Part of the American History & Genealogy Project

Maria Morgan 1828 ~ 1892


Widely known as Middy Morgan, was born November 22, 1828 in Cork, Ireland, and died in Jersey City, New Jersey, June 1, 1892.

Miss Morgan occupied a unique position among American professional women. She was the daughter of Anthony Morgan, a landed proprietor. In 1865 her father died, and the eldest son succeeding to the entire estate, the other children were left dependent.

Maria and a younger sister went to Rome, Italy, and there, owing to her wonderful horsemanship and knowledge of horses, which she had gained on her father's estates in Ireland, she was engaged by Victor Emmanuel, King of Italy, to select the horses for his Horse Guards and take the supervision of his stables, a position which she filled with credit, and to the entire satisfaction of the King.

After five years spent in this service, she decided to come to the United States, and on her departure, was presented with valuable jewels in recognition of her service.
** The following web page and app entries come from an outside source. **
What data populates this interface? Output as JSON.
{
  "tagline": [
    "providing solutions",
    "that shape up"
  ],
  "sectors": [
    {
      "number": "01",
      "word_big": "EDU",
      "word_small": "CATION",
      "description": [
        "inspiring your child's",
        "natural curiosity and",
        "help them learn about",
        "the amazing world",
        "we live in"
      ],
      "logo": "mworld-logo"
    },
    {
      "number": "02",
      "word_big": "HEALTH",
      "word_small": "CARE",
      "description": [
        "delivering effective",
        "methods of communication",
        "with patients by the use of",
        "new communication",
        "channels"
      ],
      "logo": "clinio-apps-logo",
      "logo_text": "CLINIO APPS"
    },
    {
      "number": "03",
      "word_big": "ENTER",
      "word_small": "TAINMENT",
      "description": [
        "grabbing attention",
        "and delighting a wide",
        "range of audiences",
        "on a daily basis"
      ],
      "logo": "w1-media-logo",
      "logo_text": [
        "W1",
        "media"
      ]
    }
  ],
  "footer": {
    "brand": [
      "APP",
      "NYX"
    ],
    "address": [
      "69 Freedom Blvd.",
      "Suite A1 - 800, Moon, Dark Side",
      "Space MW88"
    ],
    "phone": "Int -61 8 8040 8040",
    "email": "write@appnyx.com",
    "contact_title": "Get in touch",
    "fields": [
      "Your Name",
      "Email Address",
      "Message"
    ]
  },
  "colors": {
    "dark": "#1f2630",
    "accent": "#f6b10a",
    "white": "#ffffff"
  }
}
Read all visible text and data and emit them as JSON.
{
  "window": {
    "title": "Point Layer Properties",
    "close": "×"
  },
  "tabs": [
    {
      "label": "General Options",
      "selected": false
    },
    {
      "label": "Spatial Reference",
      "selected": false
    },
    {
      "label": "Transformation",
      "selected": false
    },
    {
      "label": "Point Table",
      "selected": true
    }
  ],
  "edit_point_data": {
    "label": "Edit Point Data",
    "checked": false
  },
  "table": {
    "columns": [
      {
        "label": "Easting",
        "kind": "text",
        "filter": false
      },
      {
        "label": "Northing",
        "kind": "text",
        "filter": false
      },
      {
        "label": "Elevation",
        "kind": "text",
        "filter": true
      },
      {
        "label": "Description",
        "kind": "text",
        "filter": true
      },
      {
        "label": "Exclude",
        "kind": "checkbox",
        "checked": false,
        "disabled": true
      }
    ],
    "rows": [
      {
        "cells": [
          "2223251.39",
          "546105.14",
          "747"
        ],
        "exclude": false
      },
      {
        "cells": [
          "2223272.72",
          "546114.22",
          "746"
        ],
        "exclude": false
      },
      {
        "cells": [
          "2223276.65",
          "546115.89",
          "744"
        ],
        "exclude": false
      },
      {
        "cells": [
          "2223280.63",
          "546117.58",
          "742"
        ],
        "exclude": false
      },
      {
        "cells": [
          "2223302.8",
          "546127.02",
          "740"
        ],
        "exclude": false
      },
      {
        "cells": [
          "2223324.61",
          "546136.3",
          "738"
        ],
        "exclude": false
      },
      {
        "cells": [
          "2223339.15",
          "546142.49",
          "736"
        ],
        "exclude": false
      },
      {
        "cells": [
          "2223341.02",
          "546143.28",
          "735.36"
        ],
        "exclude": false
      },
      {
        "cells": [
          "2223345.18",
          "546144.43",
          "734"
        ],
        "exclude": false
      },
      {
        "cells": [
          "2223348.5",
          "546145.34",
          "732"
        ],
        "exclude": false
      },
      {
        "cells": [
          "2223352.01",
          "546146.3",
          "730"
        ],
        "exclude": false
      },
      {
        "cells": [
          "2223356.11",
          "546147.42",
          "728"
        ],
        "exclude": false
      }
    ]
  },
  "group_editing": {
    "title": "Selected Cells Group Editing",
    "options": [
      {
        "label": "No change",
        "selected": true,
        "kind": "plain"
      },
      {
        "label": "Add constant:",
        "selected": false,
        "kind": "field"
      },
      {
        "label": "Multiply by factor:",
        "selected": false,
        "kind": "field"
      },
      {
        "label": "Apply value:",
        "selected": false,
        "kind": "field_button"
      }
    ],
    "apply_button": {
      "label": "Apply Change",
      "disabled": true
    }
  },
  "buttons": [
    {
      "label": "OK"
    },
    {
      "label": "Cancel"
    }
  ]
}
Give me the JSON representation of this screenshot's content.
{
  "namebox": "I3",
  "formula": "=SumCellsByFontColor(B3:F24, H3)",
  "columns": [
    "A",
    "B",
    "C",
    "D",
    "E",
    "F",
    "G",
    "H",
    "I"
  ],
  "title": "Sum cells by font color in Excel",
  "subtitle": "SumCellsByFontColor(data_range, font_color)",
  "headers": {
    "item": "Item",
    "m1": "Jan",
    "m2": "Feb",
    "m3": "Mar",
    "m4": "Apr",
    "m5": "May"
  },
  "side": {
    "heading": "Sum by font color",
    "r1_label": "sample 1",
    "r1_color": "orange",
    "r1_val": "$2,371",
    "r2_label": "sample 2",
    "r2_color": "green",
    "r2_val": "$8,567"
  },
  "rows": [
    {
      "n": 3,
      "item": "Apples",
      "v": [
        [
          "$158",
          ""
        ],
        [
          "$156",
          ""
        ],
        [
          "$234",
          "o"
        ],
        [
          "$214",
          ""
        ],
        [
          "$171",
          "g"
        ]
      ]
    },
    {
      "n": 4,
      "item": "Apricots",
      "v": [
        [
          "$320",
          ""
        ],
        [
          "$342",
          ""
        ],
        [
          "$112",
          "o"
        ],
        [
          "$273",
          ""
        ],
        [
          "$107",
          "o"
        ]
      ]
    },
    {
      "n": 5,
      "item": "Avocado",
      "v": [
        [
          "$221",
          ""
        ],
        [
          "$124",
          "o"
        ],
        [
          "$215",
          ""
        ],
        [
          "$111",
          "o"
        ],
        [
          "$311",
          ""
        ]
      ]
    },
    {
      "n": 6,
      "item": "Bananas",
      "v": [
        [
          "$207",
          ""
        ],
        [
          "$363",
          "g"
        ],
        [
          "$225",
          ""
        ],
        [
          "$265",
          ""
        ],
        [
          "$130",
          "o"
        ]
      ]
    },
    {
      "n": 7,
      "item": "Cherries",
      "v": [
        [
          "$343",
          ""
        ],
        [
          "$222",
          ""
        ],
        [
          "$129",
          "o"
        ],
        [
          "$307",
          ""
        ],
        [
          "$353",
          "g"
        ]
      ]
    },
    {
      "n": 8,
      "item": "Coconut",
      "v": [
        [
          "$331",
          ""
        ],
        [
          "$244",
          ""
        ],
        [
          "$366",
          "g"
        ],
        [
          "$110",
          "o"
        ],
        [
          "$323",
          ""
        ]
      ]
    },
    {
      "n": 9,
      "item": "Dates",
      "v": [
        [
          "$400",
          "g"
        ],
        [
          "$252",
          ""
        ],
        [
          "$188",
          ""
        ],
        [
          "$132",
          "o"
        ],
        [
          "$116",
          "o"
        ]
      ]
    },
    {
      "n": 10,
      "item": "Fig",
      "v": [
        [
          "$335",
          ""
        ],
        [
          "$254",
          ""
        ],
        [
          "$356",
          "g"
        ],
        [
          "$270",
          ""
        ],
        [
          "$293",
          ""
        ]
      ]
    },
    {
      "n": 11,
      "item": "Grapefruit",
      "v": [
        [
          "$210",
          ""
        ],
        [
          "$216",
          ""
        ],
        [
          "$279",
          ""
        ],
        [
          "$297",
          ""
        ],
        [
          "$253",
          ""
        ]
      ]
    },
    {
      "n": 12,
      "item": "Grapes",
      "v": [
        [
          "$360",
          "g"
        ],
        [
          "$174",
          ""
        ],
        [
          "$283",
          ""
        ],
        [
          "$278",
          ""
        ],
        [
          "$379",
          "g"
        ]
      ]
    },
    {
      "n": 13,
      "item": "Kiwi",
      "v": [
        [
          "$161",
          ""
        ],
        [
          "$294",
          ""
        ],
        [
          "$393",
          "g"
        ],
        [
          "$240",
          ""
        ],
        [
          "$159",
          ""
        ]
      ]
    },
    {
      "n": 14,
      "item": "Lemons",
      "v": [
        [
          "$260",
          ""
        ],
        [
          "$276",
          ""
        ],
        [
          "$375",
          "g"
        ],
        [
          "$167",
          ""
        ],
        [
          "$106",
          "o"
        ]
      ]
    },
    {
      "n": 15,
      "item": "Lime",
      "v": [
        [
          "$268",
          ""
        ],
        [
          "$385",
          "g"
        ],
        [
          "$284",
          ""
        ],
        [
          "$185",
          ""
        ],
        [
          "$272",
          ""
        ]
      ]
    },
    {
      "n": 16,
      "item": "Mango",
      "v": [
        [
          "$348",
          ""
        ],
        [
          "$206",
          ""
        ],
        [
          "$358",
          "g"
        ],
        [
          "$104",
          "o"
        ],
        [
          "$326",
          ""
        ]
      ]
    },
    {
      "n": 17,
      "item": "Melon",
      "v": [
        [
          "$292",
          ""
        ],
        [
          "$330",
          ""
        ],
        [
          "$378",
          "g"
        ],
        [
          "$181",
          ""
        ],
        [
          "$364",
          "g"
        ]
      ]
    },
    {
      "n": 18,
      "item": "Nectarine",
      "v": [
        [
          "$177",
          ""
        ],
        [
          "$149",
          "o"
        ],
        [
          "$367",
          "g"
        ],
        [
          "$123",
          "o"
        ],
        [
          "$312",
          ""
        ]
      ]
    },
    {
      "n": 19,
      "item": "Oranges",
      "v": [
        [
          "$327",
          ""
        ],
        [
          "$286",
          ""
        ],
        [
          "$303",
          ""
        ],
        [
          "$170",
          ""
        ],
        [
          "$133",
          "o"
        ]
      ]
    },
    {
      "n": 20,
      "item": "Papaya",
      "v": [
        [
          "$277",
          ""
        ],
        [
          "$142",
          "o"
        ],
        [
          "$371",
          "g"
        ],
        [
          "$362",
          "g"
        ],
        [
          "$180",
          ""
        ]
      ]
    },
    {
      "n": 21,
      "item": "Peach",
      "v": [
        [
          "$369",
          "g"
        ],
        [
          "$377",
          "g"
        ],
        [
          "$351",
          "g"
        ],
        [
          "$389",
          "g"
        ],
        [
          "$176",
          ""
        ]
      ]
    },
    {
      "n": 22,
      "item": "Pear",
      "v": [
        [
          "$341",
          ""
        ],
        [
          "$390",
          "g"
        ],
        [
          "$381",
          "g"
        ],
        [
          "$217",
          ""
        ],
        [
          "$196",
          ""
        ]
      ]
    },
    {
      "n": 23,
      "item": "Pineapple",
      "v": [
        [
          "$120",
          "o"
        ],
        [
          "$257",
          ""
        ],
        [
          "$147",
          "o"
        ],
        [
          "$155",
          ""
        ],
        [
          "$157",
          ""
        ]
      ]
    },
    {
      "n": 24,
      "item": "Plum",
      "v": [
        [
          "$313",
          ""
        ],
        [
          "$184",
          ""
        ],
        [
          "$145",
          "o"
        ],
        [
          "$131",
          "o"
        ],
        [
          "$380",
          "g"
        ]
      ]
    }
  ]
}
She bore letters of introduction to Horace Greeley, James Gordon Bennett, and Henry J. Raymond, and was immediately employed by the New York Tribune, the Herald, and the Times to write articles and do livestock reporting, also for the Turf, Field and Farm and the Live Stock Reporter.

In addition, she wrote the pedigrees and racing articles for the American Agriculturist. At one time she was in charge of the Pennsylvania Railroad station at Robinvale, New Jersey, and during this time made three trips to Europe; her first on a cattle boat. After her return she wrote a series of articles on the treatment of cattle on ocean steamers, which resulted in the bettering of conditions and more humane treatment.